We have performed a set of N-body simulations to investigate the general properties of the satellite debris distribution in the MW environment. For the first time, we took advantage of a set of satellite galaxy models taken from cosmological high-resolution hydrodynamical simulations, placed in initial orbits derived from the results of N-body cosmological simulations of structure formation, and of a full high-resolution N-body MW host model taken from the literature, consisting of live disc, bulge, and halo. For a statistical analysis, the initial conditions of six Aquarius simulations were used. Following the approach of MJ16, all satellites with tidal masses higher than 108M and with a pericentre passage closer than 25 kpc were taken into account. We ran each simulation for 2 Gyr.

We investigated the general properties of the debris of satellite galaxies in the global and local MW environment. We focused on the differences in the distribution of stellar and DM debris. Based on our findings, we can state the following:

  • The stellar component in the satellite galaxies is much more tightly bound than the DM component and cannot be deduced from DM-only simulations;

  • The stripping process acting on satellite DM is more efficient than on satellite stars and releases more DM debris than stellar debris in the MW environment (80% compared to 30%);

  • The radial density profile of the DM debris covers the whole host halo and shows a standard NFW slope in the outer region; the stellar debris is confined to the inner 50 kpc with a steep cutoff outside; both profiles show a deficit in the inner 5 kpc;

  • The stellar debris shows more prominent peaks of the radial probability distribution function than the DM debris, pointing to a more confined structure of individual streams in the inner part of the MW halo;

  • The debris of DM and stars distribute with some degree of flatness (c/a ∼ 0.55 and 0.3, respectively); the orientation of the minor axis is very different for the different simulations and shows no obvious correlation to the MW disc plane; the orientation of the DM and the stellar debris is not well correlated in each simulation, thus it is not possible to reconstruct DM debris and streams directly from observed stellar streams;

  • Changing the orientation of the disc by 90° has a small effect on the distribution of the satellite debris; this confirms that the structure of the DM and stellar debris of satellite galaxies is mainly determined by the initial conditions of the satellites; the flattened potential of the disc only plays a minor role;

  • The tidal total-to-stellar mass ratio of the satellites decreases by a factor of 2–4 during the simulations and shows at the end mass-to-light ratios that are consistent with observations of the Local Group UFDs.

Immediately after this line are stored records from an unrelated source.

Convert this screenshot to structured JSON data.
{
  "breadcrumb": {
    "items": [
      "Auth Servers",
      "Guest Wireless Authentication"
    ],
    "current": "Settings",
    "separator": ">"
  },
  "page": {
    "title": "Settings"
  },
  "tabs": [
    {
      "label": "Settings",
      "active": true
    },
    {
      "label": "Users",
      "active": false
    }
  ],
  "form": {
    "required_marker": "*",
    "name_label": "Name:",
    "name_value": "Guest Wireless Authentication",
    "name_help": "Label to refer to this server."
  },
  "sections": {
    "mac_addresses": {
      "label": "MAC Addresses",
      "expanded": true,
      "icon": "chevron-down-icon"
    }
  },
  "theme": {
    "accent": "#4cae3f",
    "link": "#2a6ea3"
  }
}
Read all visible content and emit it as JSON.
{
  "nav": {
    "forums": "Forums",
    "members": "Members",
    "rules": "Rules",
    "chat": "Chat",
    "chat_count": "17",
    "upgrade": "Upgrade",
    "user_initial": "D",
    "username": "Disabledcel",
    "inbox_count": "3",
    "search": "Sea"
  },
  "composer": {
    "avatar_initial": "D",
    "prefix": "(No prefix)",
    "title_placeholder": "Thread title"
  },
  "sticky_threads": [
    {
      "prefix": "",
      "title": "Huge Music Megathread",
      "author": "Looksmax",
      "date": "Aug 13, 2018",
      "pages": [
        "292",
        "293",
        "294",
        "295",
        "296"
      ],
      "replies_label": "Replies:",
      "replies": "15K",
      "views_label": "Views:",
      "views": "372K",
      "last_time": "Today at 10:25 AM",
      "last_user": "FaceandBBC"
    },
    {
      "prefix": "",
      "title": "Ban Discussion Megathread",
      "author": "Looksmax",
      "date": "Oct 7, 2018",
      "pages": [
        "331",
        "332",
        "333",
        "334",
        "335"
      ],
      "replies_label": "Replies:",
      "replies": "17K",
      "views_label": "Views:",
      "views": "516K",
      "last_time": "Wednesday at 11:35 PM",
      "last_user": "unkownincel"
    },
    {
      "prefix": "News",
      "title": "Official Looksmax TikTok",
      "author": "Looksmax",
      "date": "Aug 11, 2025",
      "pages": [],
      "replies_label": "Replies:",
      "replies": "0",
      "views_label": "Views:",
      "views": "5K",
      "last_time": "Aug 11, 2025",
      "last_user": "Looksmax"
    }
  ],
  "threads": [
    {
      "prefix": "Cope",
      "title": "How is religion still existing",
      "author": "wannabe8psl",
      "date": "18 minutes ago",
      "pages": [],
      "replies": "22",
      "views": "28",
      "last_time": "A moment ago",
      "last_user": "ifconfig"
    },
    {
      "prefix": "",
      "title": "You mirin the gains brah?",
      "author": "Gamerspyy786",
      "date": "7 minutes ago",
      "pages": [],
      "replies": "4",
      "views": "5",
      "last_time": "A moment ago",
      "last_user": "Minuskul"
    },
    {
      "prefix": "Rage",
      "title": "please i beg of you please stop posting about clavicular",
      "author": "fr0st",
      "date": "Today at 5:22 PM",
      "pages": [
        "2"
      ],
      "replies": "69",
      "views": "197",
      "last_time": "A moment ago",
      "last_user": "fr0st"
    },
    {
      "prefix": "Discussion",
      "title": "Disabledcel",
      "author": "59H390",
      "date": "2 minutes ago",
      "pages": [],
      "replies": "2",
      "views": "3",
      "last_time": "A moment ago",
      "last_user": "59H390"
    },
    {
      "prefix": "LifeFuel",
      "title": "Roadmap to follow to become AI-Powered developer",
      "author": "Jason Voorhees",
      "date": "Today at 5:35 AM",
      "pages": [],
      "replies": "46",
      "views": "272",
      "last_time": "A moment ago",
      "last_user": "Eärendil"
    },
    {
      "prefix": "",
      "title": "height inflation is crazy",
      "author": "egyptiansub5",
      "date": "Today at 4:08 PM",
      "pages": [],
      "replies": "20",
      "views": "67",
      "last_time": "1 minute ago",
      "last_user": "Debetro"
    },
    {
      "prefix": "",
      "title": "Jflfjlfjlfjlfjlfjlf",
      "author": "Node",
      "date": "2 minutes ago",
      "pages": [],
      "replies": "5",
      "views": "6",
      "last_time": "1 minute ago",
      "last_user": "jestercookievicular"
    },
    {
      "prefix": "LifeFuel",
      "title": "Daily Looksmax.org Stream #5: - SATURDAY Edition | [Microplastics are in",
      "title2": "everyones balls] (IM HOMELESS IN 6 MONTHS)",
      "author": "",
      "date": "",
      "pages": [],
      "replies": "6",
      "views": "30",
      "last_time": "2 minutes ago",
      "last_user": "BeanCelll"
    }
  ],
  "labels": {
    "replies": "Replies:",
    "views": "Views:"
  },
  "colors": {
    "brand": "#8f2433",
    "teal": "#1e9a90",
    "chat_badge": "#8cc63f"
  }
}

In conclusion, our work states that the stellar and DM components of the satellites are subject to different stripping efficiencies and different redistributions in the MW environment, thus they are not strongly correlated. As a consequence, observed stellar streams cannot directly be converted to the distribution of the DM debris. Furthermore, it shows the importance of cosmological initial conditions as well as the realistic structure of satellite galaxies in determining the final distribution of the satellite streams around the MW.

5.2. Discussion

The fact that the debris (particularly the stellar debris) has some degree of flatness shows that with a cosmologically motivated initial set-up (e.g., in our case, from Aq simulations data) it is possible to obtain a flat spatial distribution of the debris. On the other hand, our debris does not show any distribution on a unique plane, as can be seen from Fig. 7, where within different radii the debris tensor seems to occupy different regions in the angles-space in the same simulation and for each individual component (DM and stars). This contrasts with what is stated by Pawlowski et al. (2012), that favours the formation of a plane of debris. Furthermore, since our results predict no systematic orientation of the stellar and DM debris, this means that other techniques may be needed to trace the distribution of DM streams other than addressing the distribution of the stellar streams alone.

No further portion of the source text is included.